A Growing Number of Incidents

According to the latest data from the Stanford University’s Institute for Human-Centered Artificial Intelligence, the number of reported AI incidents has increased significantly over the past year. In 2025, there were 362 reported incidents, up from 233 in 2024.

Incident Types and Causes

  • These incidents range from unintended outputs to misuse and operational failures, and they highlight the complexities of AI systems, which often operate in customer-facing channels or internal automation pipelines.

  • As a result, small errors can surface quickly and be observed across multiple environments, making it challenging for teams to interpret system behavior that does not always map cleanly to defined failure states.

Restricted Access and Disclosure Gaps

The increasing reliance on AI models has led to a shift towards restricted access, with most models coming from industry and being delivered through application programming interfaces (APIs).

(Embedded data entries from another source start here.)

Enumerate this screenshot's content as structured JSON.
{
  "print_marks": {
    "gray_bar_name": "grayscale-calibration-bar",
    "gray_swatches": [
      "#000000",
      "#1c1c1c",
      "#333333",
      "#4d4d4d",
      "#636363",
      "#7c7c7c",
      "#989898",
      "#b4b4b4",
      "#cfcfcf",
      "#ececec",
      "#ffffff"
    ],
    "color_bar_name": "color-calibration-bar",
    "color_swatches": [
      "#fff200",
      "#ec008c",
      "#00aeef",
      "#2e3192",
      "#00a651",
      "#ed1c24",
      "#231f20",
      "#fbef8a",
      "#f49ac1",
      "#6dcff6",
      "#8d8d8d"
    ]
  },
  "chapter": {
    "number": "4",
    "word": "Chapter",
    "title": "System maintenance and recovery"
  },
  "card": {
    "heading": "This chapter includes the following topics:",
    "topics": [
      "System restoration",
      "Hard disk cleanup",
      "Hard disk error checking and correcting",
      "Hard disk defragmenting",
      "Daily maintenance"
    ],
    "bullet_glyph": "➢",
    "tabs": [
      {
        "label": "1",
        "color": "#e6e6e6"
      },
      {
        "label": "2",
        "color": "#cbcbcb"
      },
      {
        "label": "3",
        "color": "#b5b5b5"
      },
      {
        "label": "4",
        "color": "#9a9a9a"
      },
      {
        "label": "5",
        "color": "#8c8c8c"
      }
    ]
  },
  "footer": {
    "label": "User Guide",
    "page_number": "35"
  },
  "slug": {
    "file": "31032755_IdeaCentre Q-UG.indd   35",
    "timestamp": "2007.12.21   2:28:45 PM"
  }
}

However, this limited access also affects how organizations evaluate vendors and tools before deployment, as they have less visibility into training processes or model architecture.

According to the OECD, “the overall level of disclosure around foundation models has declined, with the Foundation Model Transparency Index dropping from an average score of 58 in 2024 to 40 in 2025.”

Capability Testing vs Safety Testing

Capability testing remains more visible than safety testing, with model developers publishing results on benchmarks that measure reasoning, coding, and general task performance.

However, safety-related benchmarks are reported less consistently and cover a narrower set of models, reducing the ability to compare systems on how they behave under risk conditions.

Oversight Practices and Vendor Relationships

Oversight practices are adapting to limited visibility, with security and risk teams placing more emphasis on continuous monitoring and internal validation.

Teams are developing processes to classify and respond to AI-related issues that do not fit into categories such as software bugs or security vulnerabilities.

Vendor relationships are also changing, with organizations relying more heavily on contractual terms, usage controls, and service-level expectations to define accountability.

Conclusion

The rapidly advancing field of AI requires a coordinated effort to develop effective safeguards and oversight mechanisms to ensure its safe and responsible development, deployment, and use.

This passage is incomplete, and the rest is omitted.